Rebuilding Place in the Urban Space

"A community’s physical form, rather than its land uses, is its most intrinsic and enduring characteristic." [Katz, EPA] This blog focuses on place and placemaking and all that makes it work--historic preservation, urban design, transportation, asset-based community development, arts & cultural development, commercial district revitalization, tourism & destination development, and quality of life advocacy--along with doses of civic engagement and good governance watchdogging.

Thursday, June 15, 2006

The Washington Post editorial page caves in to the Growth Machine twice in the last two weeks

Newspaper boxes in SW, by Elvert BarnesIt might take a snowy day in June for the Washington Post to buck the Growth Machine. Photo by Elvert Barnes.

Newspapers are part of the Growth Machine, that's just the way it is.

The Washington Post's then publisher, Philip Graham, was one of the founders of the Federal City Council (read this article, "THE DISTRICT'S POWER BEHIND THE SCENES Washington Post-connected business group wields influence over city's legislative agenda," for what the FCC is about), and his son, Donald Graham, the current publisher of the paper, is a member of the Council today.

There is a joke about the Wall Street Journal that it's two papers in one, an incredibly conservative editorial page, and an interesting and wide-ranging business newspaper comprised of the other pages of the paper.

Maybe the Post evinces a similar kind of bifurcation.

On various subjects, the Post editorial page sidles up to the Growth Machine time and time again, even if more balanced coverage on the same issues makes up the gist of the day-in day-out reporting. One example recently was the editorial that came down favorably on the Inter County Connector in Montgomery and Prince George's County, which I commented on in this blog entry, "Interesting difference of opinion between the Baltimore Sun and the Washington Post on the Inter County Connector."

Another example was in January, when the Post editorialized, in "The Cost of a Fight," against reimbursing the people in Clarksburg, Maryland for the $500,000 they spent to prove that the developer and the Montgomery County Planning Office weren't following agreements and planning and zoning requirements. To me, this means that the Post believes that the only people allowed to challenge developers are those that can afford to do so out of their own pocket. So much for democracy and ensuring that government and businesses follow the law.

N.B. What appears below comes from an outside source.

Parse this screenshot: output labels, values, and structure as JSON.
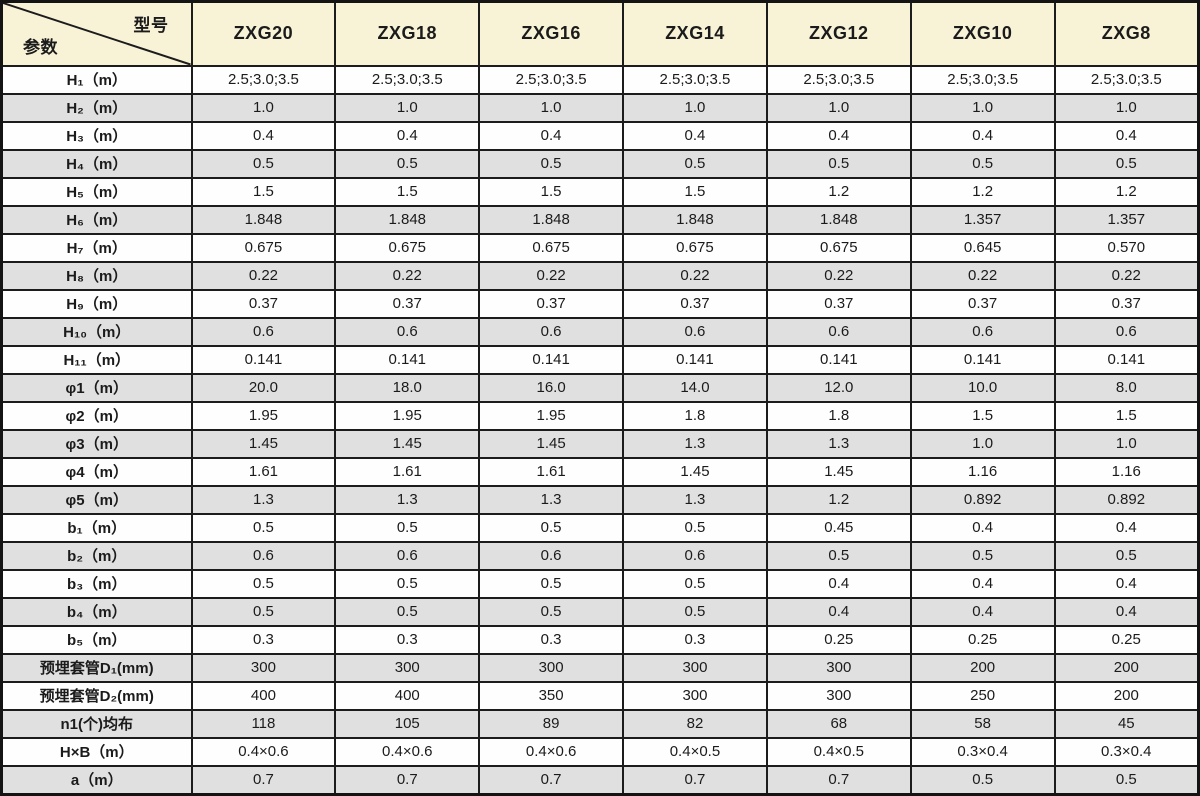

Anyway, there are two more recent examples from the last 10 days:

1. Today the Post editorialized in favor of above-ground parking garages at the Washington Nationals baseball stadium, in the editorial "Lots of Disagreement," even though that is counter-productive to creating a great place. The Post used the same Stan Kasten quote I used yesterday, where he arrogantly points out that only he has experience building a stadium, not the DC politicos. Yet if you look at yesterday's photos of Turner Field, he constructed a building, but didn't create a place. If he cared about cities, I can't imagine he'd be so proud of the freeways and parking lots that surround his creation.

Turner Field, AtlantaTurner Field, Atlanta, built by Stan Kasten. Note the car-centric barren areas around the stadium.

2. Last week, the Post called for Mayor Williams to step in and help negotiate between neighbors and George Washington University over disagreements about the validity of efforts to change the GWU Campus Plan, in the editorial "Town vs. Gown in D.C." with the subtitle "GWU's planned $250 million commercial and office development sparks Foggy Bottom opposition."

These disagreements have led the neighbors to sue the City and the University. Doesn't the Post understand that the reason the neighbors are suing is because the City Government has already made its position clear?

From "Sport News in the Local Media - Green Bay Packers' Return to Glory," by Doobo Shim, National University of Singapore, The Sport Journal, 8:4, Fall 2005.

For the past several decades, local news media institutions have concerned themselves with suburbanization, and the weakening of citizens’ attachment to the city—phenomena that could possibly lead to a loss of readership and audiences (Kaniss, 1991; Friedland and McLeod, 1998). In order to overcome this, local media have made efforts to promote civic pride and local identity among citizens. In alliance with other community groups, local media campaign for increased membership in literary circles, sports clubs and Lions Clubs, and for greater voter turnout during elections, which are considered indices of the abundance of social capital in a locality. In order to create symbolic capitals in the community, the local media often sponsor the construction of major public works. In a sense, local media is part of what Harvey Molotch calls the “growth machine,” which refers to the “apparatus of interlocking progrowth associations and governmental units” (Logan and Molotch 1987, p. 32). The foremost aim of the growth machine is to facilitate a value-free development of the community so that there are more jobs for citizens, improved urban services, etc. Since their major financial sources are in the local arena, the aggregate growth of a community directly affects the existence of the local media, and the media’s acquisition of greater readership and sale of more advertisements.